More details about the comet's shape, rotation, and surface features will be resolved by Rosetta's narrow angle camera in the coming weeks. The data will help scientists plan observations and give controllers input on the conditions awaiting Rosetta, such as gas, dust and ice particles, when it passes inside 50 miles of the comet in early August.

"Our comet is coming out of its deep space slumber and beginning to put on a show for Rosetta's science instruments," said Matt Taylor, Rosetta's project scientist at ESA.

Other observations from the $1.7 billion mission's suite of science instruments have detected water being ejected from the comet. A microwave sensor on Rosetta from NASA looked at Churyumov-Gerasimenko in early June, measuring the rate at which water vapor is released from the comet.

Data showed the 4-kilometer-wide (2.5-mile-wide) comet is releasing the equivalent of two glasses of water into space every second, surprising scientists who did not expect to see outgassing of water from so far away.

"At this production rate, comet 67P/Churyumov-Gerasimenko would fill an Olympic-size swimming pool in about 100 days," said Sam Gulkis, principal investigator of the MIRO instrument at the Jet Propulsion Laboratory in Pasadena, Calif. "But, as the comet gets closer to the sun, the gas production rate will increase. With Rosetta, we have an amazing vantage point to observe these changes up close and learn more about exactly why they happen."
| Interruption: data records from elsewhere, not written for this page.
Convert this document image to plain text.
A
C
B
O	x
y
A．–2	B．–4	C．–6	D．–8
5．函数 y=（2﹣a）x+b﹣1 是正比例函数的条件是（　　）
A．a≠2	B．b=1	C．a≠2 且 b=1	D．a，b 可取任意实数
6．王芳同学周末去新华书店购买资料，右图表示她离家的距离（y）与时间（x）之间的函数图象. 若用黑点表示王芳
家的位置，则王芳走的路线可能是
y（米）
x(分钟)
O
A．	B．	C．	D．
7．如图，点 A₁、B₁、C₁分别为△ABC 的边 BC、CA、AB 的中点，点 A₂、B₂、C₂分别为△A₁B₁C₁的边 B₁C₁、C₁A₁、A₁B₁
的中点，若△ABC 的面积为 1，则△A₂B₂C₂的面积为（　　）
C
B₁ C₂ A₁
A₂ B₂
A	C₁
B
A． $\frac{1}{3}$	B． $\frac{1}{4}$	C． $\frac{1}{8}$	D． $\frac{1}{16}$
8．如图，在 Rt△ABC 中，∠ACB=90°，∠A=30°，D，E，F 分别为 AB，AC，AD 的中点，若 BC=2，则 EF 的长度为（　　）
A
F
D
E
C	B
Comet 67P/Churyumov-Gerasimenko, seen in Rosetta's OSIRIS narrow angle camera on June 28, from a distance of about 86,000 kilometers. The comet covers about four pixels in this image and appears, as expected, rather fuzzy from this distance. Photo credit: ESA/Rosetta/MPS for OSIRIS Team MPS/UPD/LAM/IAA/SSO/INTA/UPM/DASP/IDA
 
Five rocket burns during the next month will put Rosetta in position for capture by the comet's feeble gravity field, beginning more than a year of close-up mapping and scientific research, including the release of a German-built lander to touch down on the comet's nucleus in November.

Most of the maneuvering work was accomplished in five burns beginning May 7.
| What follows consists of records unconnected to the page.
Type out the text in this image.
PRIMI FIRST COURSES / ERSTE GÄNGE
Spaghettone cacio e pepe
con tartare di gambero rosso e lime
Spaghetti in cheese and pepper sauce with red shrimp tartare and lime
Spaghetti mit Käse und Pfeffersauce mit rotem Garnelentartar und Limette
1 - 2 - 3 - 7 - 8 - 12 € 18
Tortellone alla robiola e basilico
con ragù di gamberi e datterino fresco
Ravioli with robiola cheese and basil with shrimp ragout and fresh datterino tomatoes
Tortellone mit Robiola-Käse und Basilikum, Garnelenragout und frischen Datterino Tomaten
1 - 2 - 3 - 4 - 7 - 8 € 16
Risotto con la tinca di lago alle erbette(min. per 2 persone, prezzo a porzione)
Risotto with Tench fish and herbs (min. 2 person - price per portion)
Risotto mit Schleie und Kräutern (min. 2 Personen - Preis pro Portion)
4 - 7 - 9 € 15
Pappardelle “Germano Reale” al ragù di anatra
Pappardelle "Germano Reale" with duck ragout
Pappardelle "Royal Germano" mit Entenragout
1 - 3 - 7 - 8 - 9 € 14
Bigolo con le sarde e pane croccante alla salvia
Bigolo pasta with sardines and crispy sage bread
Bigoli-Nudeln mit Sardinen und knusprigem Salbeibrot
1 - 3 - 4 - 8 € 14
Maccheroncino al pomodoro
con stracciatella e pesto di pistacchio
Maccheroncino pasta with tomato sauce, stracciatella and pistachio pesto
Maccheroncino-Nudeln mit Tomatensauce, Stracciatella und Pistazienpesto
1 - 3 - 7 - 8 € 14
The last rocket firing July 2 adjusted Rosetta's velocity relative to Churyumov-Gerasimenko by 58.7 meters per second, or 131.3 mph.

More than 90 percent of the required velocity change -- known as delta-V in the space business -- to reach Churyumov-Gerasimenko has been accomplished following the successful maneuver July 2.

The next thruster burns are scheduled for July 9, July 16, July 23, Aug. 3 and Aug. 6, according to ESA.

Rosetta will need occasional rocket firings throughout its mission to stay close to the comet, which officials expect will have an irregular, lumpy gravity field, making trajectory planning a challenge for control teams.

When Rosetta arrives at the comet in August, it will be beyond the orbit Mars. The comet's orbit will take it to just outside the orbit of Earth at perihelion -- its closest approach to the sun -- in August 2015.

The probe will escort the comet on its journey into the inner solar system.

Scientists say comets contain the primordial building blocks of life, and missions like Rosetta aim to yield clues on the role they played in the early solar system.